Et comment ne pas être très pessimiste après avoir entendu Dominique Reynié (Fondapol) insister sur le fait que personne ne peut se faire élire sur une réduction des dépenses publiques, et que rien ne pourrait changer tant que nous maintiendrons l’élection du président de la République au suffrage universel.
Certes, nous avons eu des propositions pour limiter la hausse continue des dépenses publiques, sinon les baisser : mieux évaluer, supprimer les « machins » inutiles, s’attaquer à l’inflation normative, éliminer les enchevêtrements de compétences, procéder à des revues de dépenses sous contrainte d’économies, etc.
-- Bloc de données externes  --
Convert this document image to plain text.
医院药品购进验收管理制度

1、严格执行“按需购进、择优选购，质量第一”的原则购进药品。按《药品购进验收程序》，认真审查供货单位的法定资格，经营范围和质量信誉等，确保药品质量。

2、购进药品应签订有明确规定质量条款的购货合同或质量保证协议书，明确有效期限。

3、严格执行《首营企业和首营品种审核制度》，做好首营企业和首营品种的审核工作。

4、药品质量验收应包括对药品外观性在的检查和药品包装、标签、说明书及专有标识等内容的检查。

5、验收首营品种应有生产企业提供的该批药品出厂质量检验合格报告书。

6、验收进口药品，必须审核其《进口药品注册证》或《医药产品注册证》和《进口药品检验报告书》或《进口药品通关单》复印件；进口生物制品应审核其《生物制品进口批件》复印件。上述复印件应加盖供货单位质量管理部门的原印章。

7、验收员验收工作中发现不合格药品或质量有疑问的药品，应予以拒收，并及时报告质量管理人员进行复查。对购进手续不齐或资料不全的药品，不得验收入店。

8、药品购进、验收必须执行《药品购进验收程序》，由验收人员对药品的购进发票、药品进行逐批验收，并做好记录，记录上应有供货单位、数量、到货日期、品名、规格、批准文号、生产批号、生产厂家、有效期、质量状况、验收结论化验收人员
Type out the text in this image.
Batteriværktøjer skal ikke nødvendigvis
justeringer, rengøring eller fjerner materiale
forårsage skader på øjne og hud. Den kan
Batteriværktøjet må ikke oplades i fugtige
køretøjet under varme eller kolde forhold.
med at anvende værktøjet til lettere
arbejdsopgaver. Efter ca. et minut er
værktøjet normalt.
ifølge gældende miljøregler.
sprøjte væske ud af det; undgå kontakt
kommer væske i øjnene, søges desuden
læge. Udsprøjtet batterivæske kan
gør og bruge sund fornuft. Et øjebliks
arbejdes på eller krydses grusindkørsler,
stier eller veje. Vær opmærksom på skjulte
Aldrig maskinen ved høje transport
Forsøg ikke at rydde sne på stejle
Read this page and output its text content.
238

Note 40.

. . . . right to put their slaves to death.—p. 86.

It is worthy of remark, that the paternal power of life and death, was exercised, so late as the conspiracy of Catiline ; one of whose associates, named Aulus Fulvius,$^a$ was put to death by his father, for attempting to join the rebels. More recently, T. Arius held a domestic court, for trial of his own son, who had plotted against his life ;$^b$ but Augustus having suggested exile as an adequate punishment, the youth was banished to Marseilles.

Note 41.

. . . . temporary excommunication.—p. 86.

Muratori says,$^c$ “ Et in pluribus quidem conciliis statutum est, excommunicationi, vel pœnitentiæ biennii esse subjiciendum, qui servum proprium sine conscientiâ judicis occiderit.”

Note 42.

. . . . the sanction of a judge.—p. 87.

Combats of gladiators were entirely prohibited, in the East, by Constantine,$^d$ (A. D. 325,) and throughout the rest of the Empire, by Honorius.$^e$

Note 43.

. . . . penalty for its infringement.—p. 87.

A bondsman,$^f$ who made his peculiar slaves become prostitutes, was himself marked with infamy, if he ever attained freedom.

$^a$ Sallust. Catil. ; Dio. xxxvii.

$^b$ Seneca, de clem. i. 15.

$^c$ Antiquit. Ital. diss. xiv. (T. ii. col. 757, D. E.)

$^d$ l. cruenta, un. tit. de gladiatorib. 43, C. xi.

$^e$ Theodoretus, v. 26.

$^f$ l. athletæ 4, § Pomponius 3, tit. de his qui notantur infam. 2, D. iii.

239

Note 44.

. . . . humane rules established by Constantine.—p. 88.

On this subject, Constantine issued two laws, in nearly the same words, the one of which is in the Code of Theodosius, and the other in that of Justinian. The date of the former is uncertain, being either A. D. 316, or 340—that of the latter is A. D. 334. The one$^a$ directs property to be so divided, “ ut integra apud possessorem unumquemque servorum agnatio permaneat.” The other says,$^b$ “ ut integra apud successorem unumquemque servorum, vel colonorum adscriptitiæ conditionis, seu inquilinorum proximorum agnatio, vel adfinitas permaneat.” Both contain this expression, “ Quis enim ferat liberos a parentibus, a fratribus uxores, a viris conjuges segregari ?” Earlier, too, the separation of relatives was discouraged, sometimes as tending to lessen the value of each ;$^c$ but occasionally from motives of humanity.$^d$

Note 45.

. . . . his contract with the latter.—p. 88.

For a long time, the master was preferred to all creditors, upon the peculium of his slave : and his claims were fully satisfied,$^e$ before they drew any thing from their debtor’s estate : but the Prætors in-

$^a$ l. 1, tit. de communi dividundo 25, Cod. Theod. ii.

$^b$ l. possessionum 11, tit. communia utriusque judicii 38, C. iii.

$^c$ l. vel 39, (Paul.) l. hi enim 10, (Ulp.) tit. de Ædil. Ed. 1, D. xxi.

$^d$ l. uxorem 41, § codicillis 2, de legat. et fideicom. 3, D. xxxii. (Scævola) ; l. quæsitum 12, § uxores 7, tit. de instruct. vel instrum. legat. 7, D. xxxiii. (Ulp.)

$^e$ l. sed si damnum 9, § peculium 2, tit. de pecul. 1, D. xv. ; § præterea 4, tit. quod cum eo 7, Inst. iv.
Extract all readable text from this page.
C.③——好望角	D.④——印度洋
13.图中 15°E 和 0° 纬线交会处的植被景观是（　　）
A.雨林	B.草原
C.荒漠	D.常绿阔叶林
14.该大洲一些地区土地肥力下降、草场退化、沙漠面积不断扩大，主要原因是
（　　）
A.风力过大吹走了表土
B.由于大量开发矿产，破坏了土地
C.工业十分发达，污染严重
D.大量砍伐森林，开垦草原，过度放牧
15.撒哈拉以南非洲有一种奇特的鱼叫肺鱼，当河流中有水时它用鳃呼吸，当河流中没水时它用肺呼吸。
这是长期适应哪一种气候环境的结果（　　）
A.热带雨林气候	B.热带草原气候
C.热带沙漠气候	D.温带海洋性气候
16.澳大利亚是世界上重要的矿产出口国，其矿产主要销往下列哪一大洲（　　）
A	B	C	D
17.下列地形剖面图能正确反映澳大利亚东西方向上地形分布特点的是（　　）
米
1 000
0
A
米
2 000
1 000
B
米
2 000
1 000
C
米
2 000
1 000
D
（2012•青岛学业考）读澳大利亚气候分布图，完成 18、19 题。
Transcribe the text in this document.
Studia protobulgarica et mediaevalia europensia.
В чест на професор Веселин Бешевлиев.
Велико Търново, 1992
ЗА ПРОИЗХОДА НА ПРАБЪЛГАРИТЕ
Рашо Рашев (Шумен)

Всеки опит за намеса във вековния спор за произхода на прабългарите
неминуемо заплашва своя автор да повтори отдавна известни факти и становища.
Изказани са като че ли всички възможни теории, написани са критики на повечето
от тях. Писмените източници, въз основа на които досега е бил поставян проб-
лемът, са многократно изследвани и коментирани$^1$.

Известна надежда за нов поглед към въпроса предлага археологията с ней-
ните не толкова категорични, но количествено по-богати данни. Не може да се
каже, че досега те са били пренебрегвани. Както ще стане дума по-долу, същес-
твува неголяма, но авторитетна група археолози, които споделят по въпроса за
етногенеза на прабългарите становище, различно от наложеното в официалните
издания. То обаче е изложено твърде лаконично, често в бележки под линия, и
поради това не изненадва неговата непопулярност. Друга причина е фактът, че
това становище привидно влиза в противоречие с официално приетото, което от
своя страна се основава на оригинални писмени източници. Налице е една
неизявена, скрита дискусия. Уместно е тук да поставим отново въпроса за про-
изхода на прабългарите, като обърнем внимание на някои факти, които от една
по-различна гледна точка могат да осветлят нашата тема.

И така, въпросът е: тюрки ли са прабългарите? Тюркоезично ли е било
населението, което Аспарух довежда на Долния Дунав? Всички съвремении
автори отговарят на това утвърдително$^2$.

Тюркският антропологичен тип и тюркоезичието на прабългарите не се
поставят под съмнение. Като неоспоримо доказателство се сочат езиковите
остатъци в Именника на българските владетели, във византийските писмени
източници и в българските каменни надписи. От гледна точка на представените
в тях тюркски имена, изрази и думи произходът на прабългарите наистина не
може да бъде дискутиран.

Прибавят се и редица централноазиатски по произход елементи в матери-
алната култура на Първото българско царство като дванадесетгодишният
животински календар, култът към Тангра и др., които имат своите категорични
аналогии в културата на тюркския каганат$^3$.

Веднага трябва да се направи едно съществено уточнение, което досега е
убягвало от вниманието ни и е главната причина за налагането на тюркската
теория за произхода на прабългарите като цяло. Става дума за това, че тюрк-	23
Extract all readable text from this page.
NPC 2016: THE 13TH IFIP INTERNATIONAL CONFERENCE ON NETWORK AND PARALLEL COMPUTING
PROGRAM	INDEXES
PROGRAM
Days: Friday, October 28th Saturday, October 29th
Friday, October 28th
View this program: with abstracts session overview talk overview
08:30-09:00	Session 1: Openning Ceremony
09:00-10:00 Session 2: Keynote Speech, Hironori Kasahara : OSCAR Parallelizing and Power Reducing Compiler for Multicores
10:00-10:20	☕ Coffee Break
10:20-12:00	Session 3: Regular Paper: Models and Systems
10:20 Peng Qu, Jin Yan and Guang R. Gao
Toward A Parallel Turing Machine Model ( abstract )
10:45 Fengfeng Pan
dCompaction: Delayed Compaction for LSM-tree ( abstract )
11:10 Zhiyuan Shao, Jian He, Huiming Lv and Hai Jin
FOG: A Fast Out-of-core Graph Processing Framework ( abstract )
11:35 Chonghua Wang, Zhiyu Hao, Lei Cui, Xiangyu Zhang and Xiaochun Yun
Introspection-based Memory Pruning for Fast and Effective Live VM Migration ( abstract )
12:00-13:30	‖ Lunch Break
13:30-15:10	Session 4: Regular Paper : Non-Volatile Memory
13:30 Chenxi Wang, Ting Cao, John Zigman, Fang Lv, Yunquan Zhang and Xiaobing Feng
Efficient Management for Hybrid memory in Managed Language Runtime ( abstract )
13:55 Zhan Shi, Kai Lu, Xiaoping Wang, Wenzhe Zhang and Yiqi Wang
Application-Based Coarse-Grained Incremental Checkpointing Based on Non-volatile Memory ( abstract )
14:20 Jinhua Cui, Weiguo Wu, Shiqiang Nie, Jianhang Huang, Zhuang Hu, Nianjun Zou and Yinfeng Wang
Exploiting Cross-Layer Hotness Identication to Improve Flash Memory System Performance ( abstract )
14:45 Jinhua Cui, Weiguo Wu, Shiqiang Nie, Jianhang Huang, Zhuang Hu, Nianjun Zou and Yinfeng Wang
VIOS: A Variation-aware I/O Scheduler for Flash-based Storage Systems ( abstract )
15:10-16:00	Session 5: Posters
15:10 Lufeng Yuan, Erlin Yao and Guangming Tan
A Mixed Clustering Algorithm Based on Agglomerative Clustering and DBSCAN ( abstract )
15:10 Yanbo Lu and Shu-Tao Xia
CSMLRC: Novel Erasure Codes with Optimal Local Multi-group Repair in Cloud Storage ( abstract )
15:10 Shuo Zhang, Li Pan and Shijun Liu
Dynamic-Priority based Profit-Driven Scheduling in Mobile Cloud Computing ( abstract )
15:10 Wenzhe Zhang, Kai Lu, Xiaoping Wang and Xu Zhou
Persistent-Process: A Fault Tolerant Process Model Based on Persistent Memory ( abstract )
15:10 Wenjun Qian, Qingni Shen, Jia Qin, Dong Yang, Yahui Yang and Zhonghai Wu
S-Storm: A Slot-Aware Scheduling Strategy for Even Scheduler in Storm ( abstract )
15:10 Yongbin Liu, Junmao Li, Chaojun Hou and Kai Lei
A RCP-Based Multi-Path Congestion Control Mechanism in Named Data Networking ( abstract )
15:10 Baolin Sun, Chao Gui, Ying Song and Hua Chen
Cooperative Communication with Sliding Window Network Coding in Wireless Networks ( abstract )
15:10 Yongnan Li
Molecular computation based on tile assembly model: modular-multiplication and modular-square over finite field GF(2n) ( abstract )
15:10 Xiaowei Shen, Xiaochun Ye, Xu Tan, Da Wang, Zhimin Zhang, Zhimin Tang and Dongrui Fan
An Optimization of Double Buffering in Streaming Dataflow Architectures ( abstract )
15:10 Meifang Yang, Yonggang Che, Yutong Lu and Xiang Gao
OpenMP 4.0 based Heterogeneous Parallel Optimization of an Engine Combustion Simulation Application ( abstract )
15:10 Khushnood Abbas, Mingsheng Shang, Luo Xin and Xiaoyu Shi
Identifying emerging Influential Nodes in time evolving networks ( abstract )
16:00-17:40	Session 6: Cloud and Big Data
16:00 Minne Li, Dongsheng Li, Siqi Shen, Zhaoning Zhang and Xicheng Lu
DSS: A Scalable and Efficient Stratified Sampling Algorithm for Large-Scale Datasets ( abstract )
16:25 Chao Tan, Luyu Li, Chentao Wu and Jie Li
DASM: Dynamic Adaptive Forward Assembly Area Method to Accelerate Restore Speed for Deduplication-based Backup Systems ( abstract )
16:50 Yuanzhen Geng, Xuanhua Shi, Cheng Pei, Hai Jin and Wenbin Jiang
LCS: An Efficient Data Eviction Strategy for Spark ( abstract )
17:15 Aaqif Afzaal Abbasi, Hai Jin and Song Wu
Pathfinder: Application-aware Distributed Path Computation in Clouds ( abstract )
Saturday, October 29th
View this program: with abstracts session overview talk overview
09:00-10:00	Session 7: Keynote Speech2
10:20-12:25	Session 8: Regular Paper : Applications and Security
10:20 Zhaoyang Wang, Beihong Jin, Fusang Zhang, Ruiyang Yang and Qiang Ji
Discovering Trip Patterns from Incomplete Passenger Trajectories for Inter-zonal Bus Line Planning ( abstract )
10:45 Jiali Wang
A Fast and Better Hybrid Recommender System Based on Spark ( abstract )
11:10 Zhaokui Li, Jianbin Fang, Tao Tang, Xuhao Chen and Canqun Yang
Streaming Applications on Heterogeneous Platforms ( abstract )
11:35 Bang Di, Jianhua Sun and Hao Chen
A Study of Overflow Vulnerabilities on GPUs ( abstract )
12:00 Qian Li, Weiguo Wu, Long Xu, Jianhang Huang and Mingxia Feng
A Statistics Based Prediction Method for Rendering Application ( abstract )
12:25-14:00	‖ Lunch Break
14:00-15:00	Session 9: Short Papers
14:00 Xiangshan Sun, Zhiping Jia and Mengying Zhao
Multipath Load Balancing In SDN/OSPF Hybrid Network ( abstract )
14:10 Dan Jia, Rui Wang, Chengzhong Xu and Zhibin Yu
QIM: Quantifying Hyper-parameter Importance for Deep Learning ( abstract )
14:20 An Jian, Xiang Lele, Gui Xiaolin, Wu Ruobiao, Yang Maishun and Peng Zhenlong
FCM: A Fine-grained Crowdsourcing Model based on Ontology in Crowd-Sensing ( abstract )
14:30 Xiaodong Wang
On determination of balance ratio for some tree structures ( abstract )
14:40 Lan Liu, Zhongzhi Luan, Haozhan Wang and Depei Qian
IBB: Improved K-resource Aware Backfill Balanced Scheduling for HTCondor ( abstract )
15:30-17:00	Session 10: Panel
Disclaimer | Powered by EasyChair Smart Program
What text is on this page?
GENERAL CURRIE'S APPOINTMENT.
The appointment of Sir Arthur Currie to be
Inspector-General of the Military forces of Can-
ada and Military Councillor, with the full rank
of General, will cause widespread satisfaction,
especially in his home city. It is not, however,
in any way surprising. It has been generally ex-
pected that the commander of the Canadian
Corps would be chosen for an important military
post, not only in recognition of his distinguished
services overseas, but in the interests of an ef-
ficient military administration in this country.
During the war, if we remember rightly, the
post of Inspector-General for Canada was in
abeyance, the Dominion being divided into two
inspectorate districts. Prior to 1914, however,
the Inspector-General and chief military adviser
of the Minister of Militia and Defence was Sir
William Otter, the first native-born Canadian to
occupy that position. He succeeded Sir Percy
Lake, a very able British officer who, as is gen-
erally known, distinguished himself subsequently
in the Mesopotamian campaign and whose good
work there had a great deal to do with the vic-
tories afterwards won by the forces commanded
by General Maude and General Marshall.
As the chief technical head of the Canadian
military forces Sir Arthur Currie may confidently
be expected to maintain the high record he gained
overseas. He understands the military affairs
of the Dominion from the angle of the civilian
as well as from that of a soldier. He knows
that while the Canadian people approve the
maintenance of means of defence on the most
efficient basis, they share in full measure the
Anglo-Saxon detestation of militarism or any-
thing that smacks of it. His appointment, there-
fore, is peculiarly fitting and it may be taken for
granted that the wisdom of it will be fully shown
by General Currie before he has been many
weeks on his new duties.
Tout cela est bon à prendre, mais n’est pas suffisant.
Sur la réduction du nombre de fonctionnaires, par exemple, nous sommes restés sur notre faim. Si Pierre Moscovici a demandé à ce que l’on étudie le fait de ne pas remplacer tous les fonctionnaires qui partent à la retraite après avoir cherché à améliorer les services publics, ce fut pour affirmer aussitôt qu’il n’y avait pas trop de fonctionnaires. Le député Philippe Brun (PS) préfèrerait que l’on redéploye des effectifs plutôt que de les réduire, par exemple en ayant moins d’administratifs à l’Éducation nationale et plus d’enseignants face aux élèves. Seul François Ecalle a plaidé pour une solution radicale : le coup de rabot. Selon lui, c’est particulièrement efficace lorsqu’on a affaire à des gestionnaires qui ont une certaine autonomie (comme les collectivités locales). Ainsi, a-t-il rappelé, sous Sarkozy, 30 000 emplois publics ont pu être supprimés chaque année pendant 4 ans.
Mais personne n’a évoqué la dette cachée (hors bilan), en particulier celle liée aux retraites non provisionnées des fonctionnaires (1 800 Md€), qui aggrave considérablement la situation des finances publiques. S’agissant des retraites, seule L. Thomas Darbois (Institut Montaigne) a conseillé que l’on s’intéresse enfin à la capitalisation.
Personne n’a suggéré la suppression du statut de la fonction publique qui est un véritable carcan tant pour les agents que pour leurs employeurs qui se retrouvent contraints dans la gestion de la masse salariale et des compétences.
Personne n’a évoqué des privatisations. F. Bierry s’est même dit opposé au fait que les Ehpad associatifs (en déficit) des départements alsaciens puissent être rachetés par le secteur privé ! Heureusement, son collègue président du département de la Mayenne, Olivier Richefou (tendance Modem), a défendu le secteur privé, et s’agissant du financement de la dépendance, a plaidé pour un système assurantiel que développe déjà d’ailleurs certaines compagnies privées, mais aussi la Préfon (Caisse nationale de prévoyance de la fonction publique).
Personne n’a promu le salaire complet qui permet à chacun de prendre conscience du coût de la protection sociale, encore moins la liberté de s’assurer auprès du prestataire de son choix pour les risques que l’on souhaite couvrir (chômage, maladie, prévoyance, etc.).
Personne n’a défendu l’idée d’une assiette plus large de l’impôt sur le revenu (moins de 45% des foyers fiscaux sont imposables) ou de l’impôt local (payés par les seuls propriétaires) avec l’instauration d’une flat tax.
Personne n’a plaidé pour des économies drastiques dans la politique de la ville, le financement des associations, celui de l’audiovisuel public, etc.
Personne n’a proposé le chèque éducation (ou bon scolaire) pour permettre aux parents de choisir l’école qu’ils désirent pour leurs enfants, et favoriser ainsi l’enseignement privé moins onéreux et plus efficace que l’école publique.
Personne n’a insisté pour libérer l’hôpital public de la bureaucratisation, de faciliter la concurrence entre établissements, voire de les privatiser.
Personne n’a prôné la subsidiarité, ni une meilleure décentralisation.
Seule la sénatrice Christine Lavarde (LR) a été à la hauteur de l’enjeu en proposant de redéfinir le périmètre d’action de l’État. C’est en effet, nous semble-t-il, par là qu’il faudrait commencer.